Het jaar zit er alweer bijna op. Zoals ieder jaar verschenen er afgelopen maand weer tientallen lijstjes met de beste, de slechtste, de leukste, de meest irritante enzovoort huppeldepup van het jaar.

Ik heb ze eens zitten bekijken en ben tot de conclusie gekomen dat ik het niet met alle uitkomsten eens ben. Gelukkig. Hieronder mijn commentaar op een paar van deze lijstjes.

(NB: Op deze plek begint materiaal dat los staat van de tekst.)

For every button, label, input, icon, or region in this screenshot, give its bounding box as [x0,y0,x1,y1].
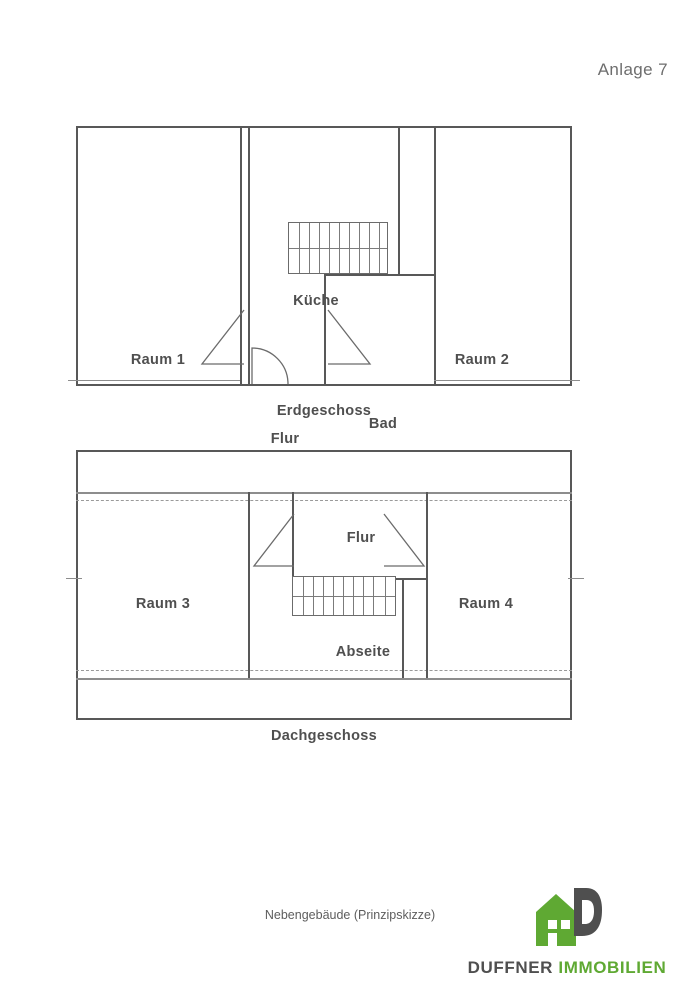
room-label-abseite: Abseite [335,644,391,660]
wall-dg-stub-left [66,578,82,579]
wall-eg-bottom-detail-left [68,380,240,381]
room-label-raum-3: Raum 3 [135,596,191,612]
logo-wordmark [462,958,672,978]
company-logo [462,886,672,978]
wall-dg-roofline-top [76,492,572,494]
wall-eg-bath-top [324,274,436,276]
door-eg-bad [326,308,372,368]
wall-dg-dashed-top [76,500,572,501]
room-label-raum-1: Raum 1 [130,352,186,368]
wall-dg-dashed-bottom [76,670,572,671]
floorplan-dachgeschoss [76,450,572,720]
door-eg-flur-entrance [250,338,290,386]
door-dg-raum4 [382,512,426,570]
wall-eg-kitchen-right [398,126,400,276]
door-dg-raum3 [252,512,296,570]
door-eg-raum1 [200,308,246,368]
logo-name-first: DUFFNER [467,958,554,977]
stairs-eg [288,222,388,274]
wall-eg-bottom-detail-right [434,380,580,381]
floor-caption-erdgeschoss: Erdgeschoss [276,403,372,419]
room-label-bad: Bad [368,416,398,432]
attachment-label: Anlage 7 [597,60,668,79]
wall-dg-right-vertical [426,492,428,678]
room-label-flur: Flur [270,431,300,447]
wall-dg-left-vertical [248,492,250,678]
room-label-raum-2: Raum 2 [454,352,510,368]
sketch-caption: Nebengebäude (Prinzipskizze) [264,908,436,922]
logo-mark-icon [530,886,604,952]
logo-name-second: IMMOBILIEN [558,958,667,977]
wall-dg-abseite-right [402,578,404,678]
wall-dg-stub-right [568,578,584,579]
room-label-kueche: Küche [293,293,339,309]
room-label-flur-dg: Flur [346,530,376,546]
wall-eg-right-vertical [434,126,436,386]
stairs-dg [292,576,396,616]
room-label-raum-4: Raum 4 [458,596,514,612]
floor-caption-dachgeschoss: Dachgeschoss [271,728,377,744]
wall-dg-roofline-bottom [76,678,572,680]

Als tekstschrijver houd ik me natuurlijk bezig met de woorden van 2015. Twee instellingen schrijven jaarlijks een verkiezing uit voor het Woord van het Jaar: Van Dale (van het woordenboek) en het Genootschap Onze Taal. Bij beide won het woord ‘sjoemelsoftware’ de verkiezing. Tamelijk teleurstellend vind ik deze keuze. Volkswagen is er misschien twee weken mee in het nieuws geweest, daarna ging de storm weer liggen en adverteert VW vrolijk verder met slogans als “Je verwacht meer als je in een Volkswagen rijdt”. Meer uitstoot, ja. Gelukkig is de slogan uit 2014 niet meer te lezen: “Je zal er maar een hebben…”

Overigens stonden er meer teleurstellende woorden bij de nominaties: “Je suis…”, waarom zou je nou een Franse zinssnede verkiezen tot Nederlands woord van het jaar?

Mijn woord van het jaar is ‘Economisme’. GroenLinks voorman Jesse Klaver introduceerde deze term om aan te geven dat tegenwoordig veel problemen in termen van geld worden bekeken en behandeld. Neem het vluchtelingenprobleem (alleen dat woord al, het grootste probleem is kennelijk dat wij vluchtelingen moeten opvangen en niet dat er mensen vluchten omdat ze in levensgevaar verkeren of een erbarmelijk bestaan lijden). Voor ons is dat een probleem omdat het geld kost. We lossen het op – of denken het op te lossen – door een paar miljard richting Turkije te schuiven in de hoop dat ze daar menswaardige kampen opzetten en geen vluchtelingen meer doorsturen. Maar goed, ander lijstje.

Het Stomste Woord van het Jaar is ‘me’, volgens de Nederlandse bevolking. Wederom heel teleurstellend. ‘Me’, gebruikt in zinnen als “nou breekt me klomp”, is helemaal niet stom. Het is gewoon dialect dat bijvoorbeeld in Amsterdam gesproken wordt. Het enige stomme aan ‘me’ is, dat het is gekozen tot stomste woord.

Als ik een stomste woord moest kiezen, dan werd het ‘participatiesamenleving’, twee jaar geleden nog Woord van het Jaar. Het is een andere benaming voor het wegbezuinigen van de zorg onder het mom van ‘de mensen kansen te bieden om zelf hun leven en hun toekomst vorm te geven’.

Ik wil ook alvast mijn inzending voor het Woord van het Jaar 2016 bekend maken, hoewel ik nog twijfel tussen twee opties:
De verwildersing van de samenleving (spreekt voor zich, denk ik) en rutten. Rutten is een werkwoord en betekent zoveel als: met een big smile alle problemen op het bordje van een ander schuiven.

Vrolijk Kerstfeest, gelukkig Nieuwjaar.